That debate heated up as oil wealth enriched the state, bringing in unfamiliar customs and technologies like television, public education and automobiles.
Over time, competing camps dug in around women and the right to drive.
For liberals, the driving ban was a blot on the national brand that was hampering modernization and weakening the economy.
Conservatives, including powerful clerics employed by the state, thought that allowing women to drive would be a crack in the dam that would allow secularism to flood in, washing away the kingdom’s unique Islamic identity.

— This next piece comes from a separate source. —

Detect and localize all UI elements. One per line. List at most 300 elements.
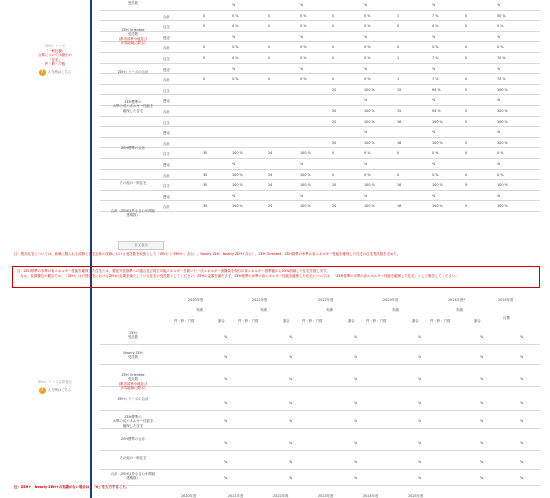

The royal decree announced on Tuesday handed victory in that battle to the reformers, who had gained an advantage in recent years because of demographics, economics and the country’s young leadership, analysts said.
Saudi leaders, who have been criticized for the war in Yemen, the blockade of Qatar and a range of human rights issues, clearly hoped the step would help the kingdom’s reputation.
“There is no wrong time to do the right thing,” Prince Khalid bin Salman, the Saudi ambassador to Washington and a son of King Salman, told reporters after the change was announced.
The government also worked behind the scenes to control the message.
At least eight prominent women’s activists received calls and text messages from Saudi security officials warning them not to tweet or speak to the news media about the issue, according to three Saudi activists.
They presumed the government did not want to give credit to activists for prompting the change and spoke on condition of anonymity so as not to jeopardize the women — or themselves.
Many women cheered the decision, calling it a final victory in a long campaign for social change.
Manal al-Sherif, who was jailed for having posted videos of herself driving and who wrote a book about her activism, said her life had tracked the wider social changes in the kingdom.
Born into a poor conservative family in Mecca, Ms. Sherif, now 38, was taught that women were to remain at home and that good Muslims were to avoid “infidels” who did not share their faith, she said by phone from Australia, where she now lives.
Her worldview changed when as a university student in the Red Sea port city of Jidda, she saw women who did not cover their faces in public and even had boyfriends, though covertly.
Then she got a job with the state oil company, Saudi Aramco. On its sprawling compound women enjoy greater freedoms than elsewhere in the kingdom, including the ability to drive.
She said that the status of women in Saudi Arabia had been used by the government over the years to placate conservatives.
“Our rights as women were always used in a political game, and that is what we wanted to stop,” she said. “That really kept the country behind.”
She credited King Salman and Crown Prince Mohammed bin Salman, another of the king’s sons, with making the decisions necessary for the kingdom to advance.
“The government took the right decision,” she said. “Finally, they had the guts to say, ‘We were wrong.’”
It was difficult to immediately gauge reactions to the rescinded ban among more conservative Saudis. The government recently arrested more than two dozen people, including prominent clerics, some of whom had criticized government policies.
Three clerics employed by the government declined to comment when asked for their thoughts on the rescinded ban.
“Hahahahahahaha,” one responded on Whats App, offering no further comment.
Social media provided a glimpse.
By midafternoon on Wednesday, the Arabic hashtag “The people reject women driving” had appeared on 335,000 tweets, while the hashtag “The king is victorious for women driving” had appeared in only 33,700 tweets, according to Twitter.
But many users used the hashtags to join discussions, even if they disagreed with their message.
Even longtime campaigners said they expected some resistance.
“We’re a religious country,” said Fawziah Al-Bakr, a professor who has been campaigning for the right to drive for nearly three decades.
But religion had nothing to do with the issue, she said, noting that women in other predominately Muslim countries like Egypt, Sudan and Pakistan have been driving for a long time.
“All these women are Muslim and yet they are driving,” she said. “Not being able to drive has nothing to do with Islam.”
Previous reforms have been met with great resistance in the kingdom. Conservatives campaigned against the introduction of television, fearing it would fill Saudi homes with un-Islamic images.
Now many Saudi clerics have their own shows and are enthusiastic users of social media.
They also tried to prevent girls’ education.
Now many of their daughters are studying in Saudi universities, and even in the United States.
For many Saudi women, gaining the right to drive is not the end of the struggle.
“It didn’t solve all the issues, but it made them one less,” said Muna AbuSulayman, a Saudi television presenter. “You are one step closer to being a full citizen.”
Many women hope the government’s next step will be to lift its so-called “guardianship laws,” which require women to have the permission of a male “guardian” in order to get a passport, travel abroad or undergo certain medical procedures.
That could take time, but Ms. AbuSulayman said the trajectory was clear.
About two thirds of the kingdom’s 22 million citizens are under 30 and they will grow up seeing women differently than their elders, she said. Many will not remember when women could not drive.
“I actually hate driving,” she said, laughing, but still planned to get a Saudi license.